Mit dem Erlös aus dem IPO will Vorstandschef Rolf Unterberger das organische Wachstum des Unternehmens vorantreiben. Das Geld könne aber auch für Zukäufe oder zum Schuldenabbau genutzt werden, hieß es. Cherry wurde nach eigenen Angaben 1953 in Highland Park (Illinois) gegründet, verlegte 1967 seinen Sitz nach Deutschland und wurde 2016 an den Hamburger Finanzinvestor Genui verkauft.

Mit den beiden Börsengängen setzt sich die IPO-Serie in Frankfurt fort. Mit schon jetzt einem Dutzend Listings ist 2021 auf dem Weg das beste Jahr für Erstnotierungen seit einem Jahrzehnt zu werden. Die drei bisher größten deutschen Erstnotierungen in diesem Jahr gemessen am Emissionserlös waren die Voda­fone-Funkturmtochter Vantage Towers (2,3 Mrd.
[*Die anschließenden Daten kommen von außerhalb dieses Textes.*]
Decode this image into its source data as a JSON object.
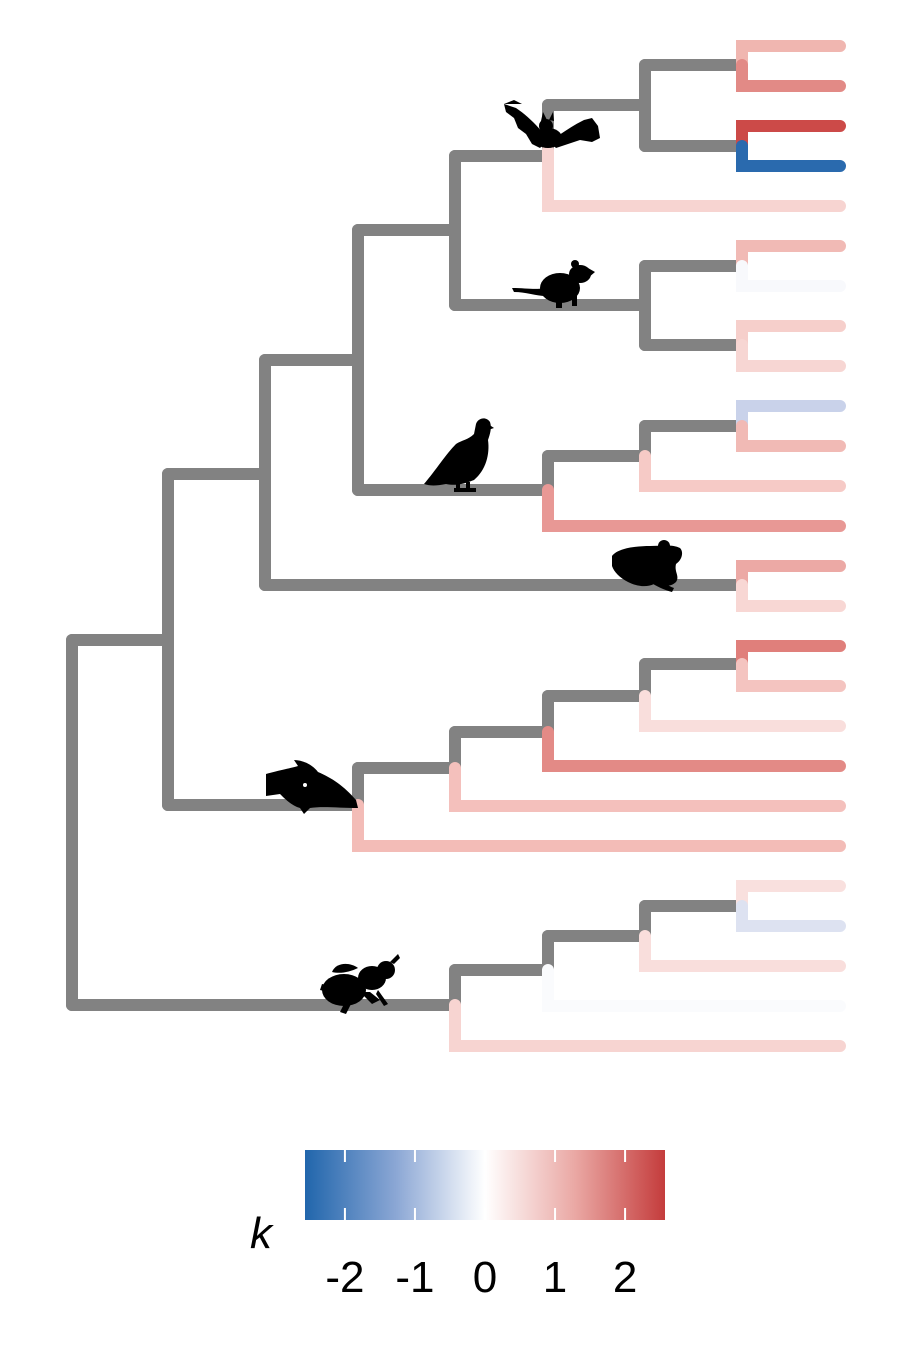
{
  "figure": {
    "type": "phylogenetic-tree",
    "branch_color_variable": "k"
  },
  "legend": {
    "title": "k",
    "ticks": [
      "-2",
      "-1",
      "0",
      "1",
      "2"
    ],
    "tick_values": [
      -2,
      -1,
      0,
      1,
      2
    ],
    "min": -2.57,
    "max": 2.57,
    "low_color": "#2166ac",
    "mid_color": "#ffffff",
    "high_color": "#c43c3c"
  },
  "tree": {
    "internal_branch_color": "#828282",
    "silhouette_icons": [
      "bat-icon",
      "rat-icon",
      "pigeon-icon",
      "frog-icon",
      "fish-icon",
      "bee-icon"
    ],
    "tips": [
      {
        "color": "#f0b6b0"
      },
      {
        "color": "#e28a86"
      },
      {
        "color": "#cc4a48"
      },
      {
        "color": "#2a6aae"
      },
      {
        "color": "#f7d4d1"
      },
      {
        "color": "#f1bab5"
      },
      {
        "color": "#f8f9fc"
      },
      {
        "color": "#f6cfcb"
      },
      {
        "color": "#f7d6d3"
      },
      {
        "color": "#c9d2ea"
      },
      {
        "color": "#f1bab5"
      },
      {
        "color": "#f6cac6"
      },
      {
        "color": "#e89895"
      },
      {
        "color": "#eca9a5"
      },
      {
        "color": "#f8d7d4"
      },
      {
        "color": "#e07f7b"
      },
      {
        "color": "#f4c4c0"
      },
      {
        "color": "#f9dedc"
      },
      {
        "color": "#e38a86"
      },
      {
        "color": "#f4c0bc"
      },
      {
        "color": "#f3bcb7"
      },
      {
        "color": "#f9e0de"
      },
      {
        "color": "#dde2f1"
      },
      {
        "color": "#f9dedc"
      },
      {
        "color": "#fafbfd"
      },
      {
        "color": "#f7d4d1"
      }
    ]
  }
}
Euro), der On­line-Gebrauchtwagenhändler Auto1 (1,8 Mrd. Euro) und der Linux-Softwareanbieter Suse (1,1 Mrd. Euro).

Der nächste Test für die Stimmung der Investoren wird das Bookbuilding von About You. Der Online-Modehändler, der ein ähnliches Geschäftsmodell wie Zalando verfolgt, will noch im Juni 600 Mill. Euro via Privatplatzierung bei institutionellen Anlegern einsammeln.